Mammoth Memory

Outsourcing – Contracting another business to carry out some of the business' activities, often to reduce costs

(Pronounced out-sor-sing)

To remember what outsourcing means use the following mnemonic:

Every day their outfit was covered in sauce (outsource). Rather than the management wash all the clothes, they asked a cleaning company to do it cheaper.

Everyday their outfit was covered in sauce (outsource). Rather than the management wash all the clothes, they asked a cleaning company to do it cheaper.

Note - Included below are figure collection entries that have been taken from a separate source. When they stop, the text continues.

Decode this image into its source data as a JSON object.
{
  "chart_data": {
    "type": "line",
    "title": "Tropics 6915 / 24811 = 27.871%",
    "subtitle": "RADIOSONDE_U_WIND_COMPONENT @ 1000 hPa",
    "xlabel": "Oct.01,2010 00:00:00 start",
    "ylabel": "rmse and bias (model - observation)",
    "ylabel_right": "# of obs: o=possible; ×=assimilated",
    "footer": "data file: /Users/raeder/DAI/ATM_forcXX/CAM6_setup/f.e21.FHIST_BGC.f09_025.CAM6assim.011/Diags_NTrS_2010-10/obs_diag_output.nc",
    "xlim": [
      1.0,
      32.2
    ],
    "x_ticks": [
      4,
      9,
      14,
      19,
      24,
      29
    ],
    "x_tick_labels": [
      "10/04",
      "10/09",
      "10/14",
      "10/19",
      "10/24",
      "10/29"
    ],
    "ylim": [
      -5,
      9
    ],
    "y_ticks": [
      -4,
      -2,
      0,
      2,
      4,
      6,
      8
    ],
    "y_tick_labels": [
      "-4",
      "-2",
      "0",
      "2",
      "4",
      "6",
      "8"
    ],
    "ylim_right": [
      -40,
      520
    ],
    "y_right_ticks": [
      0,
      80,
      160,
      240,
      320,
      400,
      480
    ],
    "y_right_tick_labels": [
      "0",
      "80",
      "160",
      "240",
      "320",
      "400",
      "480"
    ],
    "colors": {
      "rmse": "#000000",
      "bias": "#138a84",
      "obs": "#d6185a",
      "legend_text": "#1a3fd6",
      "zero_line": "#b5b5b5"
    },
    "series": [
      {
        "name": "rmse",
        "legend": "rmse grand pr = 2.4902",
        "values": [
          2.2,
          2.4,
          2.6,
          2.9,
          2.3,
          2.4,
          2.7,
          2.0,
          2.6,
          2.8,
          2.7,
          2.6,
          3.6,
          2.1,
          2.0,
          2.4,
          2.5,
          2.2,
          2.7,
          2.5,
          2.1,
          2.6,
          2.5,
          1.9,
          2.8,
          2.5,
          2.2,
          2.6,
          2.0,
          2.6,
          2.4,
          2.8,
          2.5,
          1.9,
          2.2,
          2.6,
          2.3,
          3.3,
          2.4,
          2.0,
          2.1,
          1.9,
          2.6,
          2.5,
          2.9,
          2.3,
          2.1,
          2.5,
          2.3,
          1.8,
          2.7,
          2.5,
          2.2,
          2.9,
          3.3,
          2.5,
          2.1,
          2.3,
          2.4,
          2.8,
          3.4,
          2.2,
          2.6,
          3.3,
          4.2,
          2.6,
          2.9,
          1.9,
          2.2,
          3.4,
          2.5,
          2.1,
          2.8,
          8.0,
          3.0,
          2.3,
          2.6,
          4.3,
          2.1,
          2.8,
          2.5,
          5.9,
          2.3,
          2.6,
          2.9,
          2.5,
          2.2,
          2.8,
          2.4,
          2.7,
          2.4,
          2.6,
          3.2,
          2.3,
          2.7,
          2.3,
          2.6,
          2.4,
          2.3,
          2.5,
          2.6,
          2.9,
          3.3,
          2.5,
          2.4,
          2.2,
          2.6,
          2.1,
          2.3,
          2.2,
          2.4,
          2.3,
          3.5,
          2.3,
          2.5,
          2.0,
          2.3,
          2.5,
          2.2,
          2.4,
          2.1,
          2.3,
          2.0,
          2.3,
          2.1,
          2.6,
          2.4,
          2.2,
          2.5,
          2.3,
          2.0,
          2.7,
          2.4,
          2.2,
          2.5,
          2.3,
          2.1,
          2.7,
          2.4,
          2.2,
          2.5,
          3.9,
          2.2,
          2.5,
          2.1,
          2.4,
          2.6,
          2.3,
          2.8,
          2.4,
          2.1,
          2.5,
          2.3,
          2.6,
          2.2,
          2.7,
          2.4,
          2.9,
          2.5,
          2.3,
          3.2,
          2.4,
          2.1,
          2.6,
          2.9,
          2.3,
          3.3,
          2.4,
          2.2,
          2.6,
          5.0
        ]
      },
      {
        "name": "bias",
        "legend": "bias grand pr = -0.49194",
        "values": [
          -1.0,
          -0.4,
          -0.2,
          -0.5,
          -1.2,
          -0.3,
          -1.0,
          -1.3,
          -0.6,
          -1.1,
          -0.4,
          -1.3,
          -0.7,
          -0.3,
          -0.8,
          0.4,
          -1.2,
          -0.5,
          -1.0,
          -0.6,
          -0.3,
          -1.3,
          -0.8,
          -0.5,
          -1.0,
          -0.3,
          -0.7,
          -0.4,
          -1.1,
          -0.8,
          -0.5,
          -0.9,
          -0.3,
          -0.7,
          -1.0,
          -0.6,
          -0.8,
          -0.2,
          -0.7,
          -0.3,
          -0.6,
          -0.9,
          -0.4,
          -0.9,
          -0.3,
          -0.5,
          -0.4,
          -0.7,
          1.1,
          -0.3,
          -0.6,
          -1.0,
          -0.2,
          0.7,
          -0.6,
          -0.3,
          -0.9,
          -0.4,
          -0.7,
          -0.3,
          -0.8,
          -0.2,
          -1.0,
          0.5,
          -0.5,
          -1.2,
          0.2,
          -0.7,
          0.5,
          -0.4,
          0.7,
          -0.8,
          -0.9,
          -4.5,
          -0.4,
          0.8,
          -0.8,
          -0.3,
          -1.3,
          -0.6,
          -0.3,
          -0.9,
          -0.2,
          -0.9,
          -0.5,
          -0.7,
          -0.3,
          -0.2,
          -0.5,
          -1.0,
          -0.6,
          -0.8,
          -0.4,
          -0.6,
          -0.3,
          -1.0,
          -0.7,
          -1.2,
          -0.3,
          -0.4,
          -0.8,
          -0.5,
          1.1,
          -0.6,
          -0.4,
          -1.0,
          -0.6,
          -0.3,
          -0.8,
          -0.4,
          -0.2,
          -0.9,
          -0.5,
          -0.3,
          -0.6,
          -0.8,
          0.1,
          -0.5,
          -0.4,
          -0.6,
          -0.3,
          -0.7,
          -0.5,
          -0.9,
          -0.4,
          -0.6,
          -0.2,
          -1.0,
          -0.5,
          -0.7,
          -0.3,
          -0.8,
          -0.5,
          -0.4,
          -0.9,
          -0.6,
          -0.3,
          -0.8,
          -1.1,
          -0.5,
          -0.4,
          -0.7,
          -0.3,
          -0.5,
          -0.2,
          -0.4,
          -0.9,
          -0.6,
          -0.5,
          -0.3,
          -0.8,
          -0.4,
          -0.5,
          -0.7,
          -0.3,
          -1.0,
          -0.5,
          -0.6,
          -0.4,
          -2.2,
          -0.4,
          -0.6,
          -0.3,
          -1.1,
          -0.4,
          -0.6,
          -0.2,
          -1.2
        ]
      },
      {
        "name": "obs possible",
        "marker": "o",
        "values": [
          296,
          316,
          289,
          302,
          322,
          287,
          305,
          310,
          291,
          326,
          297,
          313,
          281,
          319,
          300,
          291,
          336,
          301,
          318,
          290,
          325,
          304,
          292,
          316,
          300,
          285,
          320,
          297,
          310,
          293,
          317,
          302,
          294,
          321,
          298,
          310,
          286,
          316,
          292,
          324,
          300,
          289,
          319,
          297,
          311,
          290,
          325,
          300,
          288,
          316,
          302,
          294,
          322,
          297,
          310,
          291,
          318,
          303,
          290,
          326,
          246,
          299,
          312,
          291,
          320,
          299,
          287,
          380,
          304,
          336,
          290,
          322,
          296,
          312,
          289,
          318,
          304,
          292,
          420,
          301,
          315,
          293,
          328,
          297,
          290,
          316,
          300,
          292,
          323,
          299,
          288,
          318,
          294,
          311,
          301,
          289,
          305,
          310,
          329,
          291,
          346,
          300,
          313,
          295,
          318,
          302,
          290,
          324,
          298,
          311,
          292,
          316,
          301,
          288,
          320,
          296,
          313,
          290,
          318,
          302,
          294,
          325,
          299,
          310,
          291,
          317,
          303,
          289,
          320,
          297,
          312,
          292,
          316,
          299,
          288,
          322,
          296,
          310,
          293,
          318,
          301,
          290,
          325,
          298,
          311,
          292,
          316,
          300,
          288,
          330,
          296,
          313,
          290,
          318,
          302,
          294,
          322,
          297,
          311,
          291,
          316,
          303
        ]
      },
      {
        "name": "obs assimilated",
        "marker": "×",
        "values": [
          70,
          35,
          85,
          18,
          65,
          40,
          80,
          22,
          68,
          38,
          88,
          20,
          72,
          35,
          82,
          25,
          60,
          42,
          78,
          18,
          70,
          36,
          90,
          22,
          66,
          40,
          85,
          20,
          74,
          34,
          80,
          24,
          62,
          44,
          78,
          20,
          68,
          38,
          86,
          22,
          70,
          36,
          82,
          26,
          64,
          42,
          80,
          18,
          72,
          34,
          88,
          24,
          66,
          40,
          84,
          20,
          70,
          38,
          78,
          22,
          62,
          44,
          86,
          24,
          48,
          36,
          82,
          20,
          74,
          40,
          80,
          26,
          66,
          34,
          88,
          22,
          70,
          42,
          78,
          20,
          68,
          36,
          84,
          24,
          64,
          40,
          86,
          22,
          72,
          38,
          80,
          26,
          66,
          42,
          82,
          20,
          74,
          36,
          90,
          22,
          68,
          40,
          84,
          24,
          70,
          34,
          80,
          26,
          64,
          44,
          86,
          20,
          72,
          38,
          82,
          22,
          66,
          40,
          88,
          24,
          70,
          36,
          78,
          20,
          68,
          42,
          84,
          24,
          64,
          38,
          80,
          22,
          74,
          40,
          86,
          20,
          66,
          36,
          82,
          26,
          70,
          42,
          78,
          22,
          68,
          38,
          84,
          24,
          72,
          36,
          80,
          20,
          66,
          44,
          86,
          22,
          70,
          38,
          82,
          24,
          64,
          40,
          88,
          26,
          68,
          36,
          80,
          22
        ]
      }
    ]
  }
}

Like in the mnemonic above, it’s a lot cheaper to take all the dirty clothes to a specialist such as a laundrette that specialises in washing. Outsourcing the washing would be quicker, cheaper, and result in a better job than you could do. You can concentrate on what you are good at which is earning money running the Mad Hatter’s Tea Party Company, which the laundrette couldn’t do as well.

Other examples include outsourcing to a web development company. Why invest in expensive staff if you can ask a company to produce a fantastic one-off website and continue to run at a minimal cost?

Water, electricity and gas companies have been outsourcing customer service to foreign countries with very cheap labour costs to answer standard questions from customers. Some companies outsource their day-to-day accounting in order to send the correct amount of tax money to the government. Do you have the time to sit the exams or do you want the expense of a full-time accountant?

Rather than deliver their own products to customers, many companies outsource or pay other companies to deliver for them. It’s usually cheaper than paying a full-time wage to make various one-off deliveries, and if that driver is ill what do you do then?

Most large businesses delegate some authority to outsourced specialists.